Wieder im Londoner Palladium angekommen, kurz vor seiner Festnahme, kann Richard seine Unschuld beweisen. Den Mann mit dem abgeschnittenen Finger, seines Zeichens Professor Jordan alias Geheimagent des Spionagerings „Die 39 Stufen“ trifft eine Kugel – und er fällt um. Der Bösewicht ist tot, die Welt gerettet. Um 22.35 Uhr ist die Vorstellung zu Ende, das Publikum applaudiert. Auch die Liebigs sind zufrieden. Ihr Fazit des Abends: „Wir sollten öfters ins Theater gehen“.

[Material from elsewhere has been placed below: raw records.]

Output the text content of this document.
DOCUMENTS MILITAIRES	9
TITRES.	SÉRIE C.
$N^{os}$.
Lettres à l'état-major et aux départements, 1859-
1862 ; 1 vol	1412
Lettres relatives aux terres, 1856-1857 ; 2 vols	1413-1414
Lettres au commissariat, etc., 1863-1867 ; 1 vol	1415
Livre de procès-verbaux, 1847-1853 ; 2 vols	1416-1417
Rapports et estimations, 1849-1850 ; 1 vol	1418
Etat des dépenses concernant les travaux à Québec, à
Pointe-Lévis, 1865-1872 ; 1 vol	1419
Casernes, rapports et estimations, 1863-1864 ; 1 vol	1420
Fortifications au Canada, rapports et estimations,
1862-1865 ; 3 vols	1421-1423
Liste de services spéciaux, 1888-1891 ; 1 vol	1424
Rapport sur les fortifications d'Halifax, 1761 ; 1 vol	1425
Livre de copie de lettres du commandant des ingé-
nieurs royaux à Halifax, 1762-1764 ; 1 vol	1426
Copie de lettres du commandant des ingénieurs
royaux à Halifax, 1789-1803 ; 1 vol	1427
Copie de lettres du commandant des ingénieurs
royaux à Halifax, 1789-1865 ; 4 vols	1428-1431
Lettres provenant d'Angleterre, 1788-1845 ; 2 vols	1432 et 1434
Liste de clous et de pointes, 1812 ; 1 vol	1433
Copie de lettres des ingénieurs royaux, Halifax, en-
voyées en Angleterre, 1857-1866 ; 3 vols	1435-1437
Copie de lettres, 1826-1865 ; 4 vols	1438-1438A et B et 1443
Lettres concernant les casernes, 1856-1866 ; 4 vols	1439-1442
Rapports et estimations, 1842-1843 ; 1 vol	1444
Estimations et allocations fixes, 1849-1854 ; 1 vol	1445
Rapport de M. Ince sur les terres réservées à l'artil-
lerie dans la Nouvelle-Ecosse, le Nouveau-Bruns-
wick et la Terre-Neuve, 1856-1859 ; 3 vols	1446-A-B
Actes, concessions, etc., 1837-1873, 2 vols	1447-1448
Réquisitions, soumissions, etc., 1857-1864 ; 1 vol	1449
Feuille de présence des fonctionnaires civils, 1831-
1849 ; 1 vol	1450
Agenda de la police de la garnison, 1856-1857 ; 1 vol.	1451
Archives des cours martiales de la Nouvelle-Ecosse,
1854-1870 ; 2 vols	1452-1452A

Separater Kasten „Über das Theater Ravensburg – und Alfred Hitchcock“
Mit jährlich über 200 Aufführungen ist das Theater nicht nur ein kulturelles Aushängeschild der Stadt Ravensburg, sondern auch eine sehr produktive Wirkungsstätte. 1987 ohne feste Spielstätte gegründet, erfolgte 1996 der Umzug in die Zeppelinstraße 7, unweit der Ravensburger Innenstadt. Bereits seit über zehn Jahren jagen die Schauspieler „Die 39 Stufen“ und wurden dafür mit dem Olivier Award für die Best New Comedy ausgezeichnet. www.theater-ravensburg.de
Wer mehr Dramatik in Hitchcock-Manier sehen und erleben will, der schaut in die Mediathek von ARTE. Da gibt es „Die zwölf Geschworenen“, einen Klassiker aus dem Jahr 1957 mit Henry Fonda.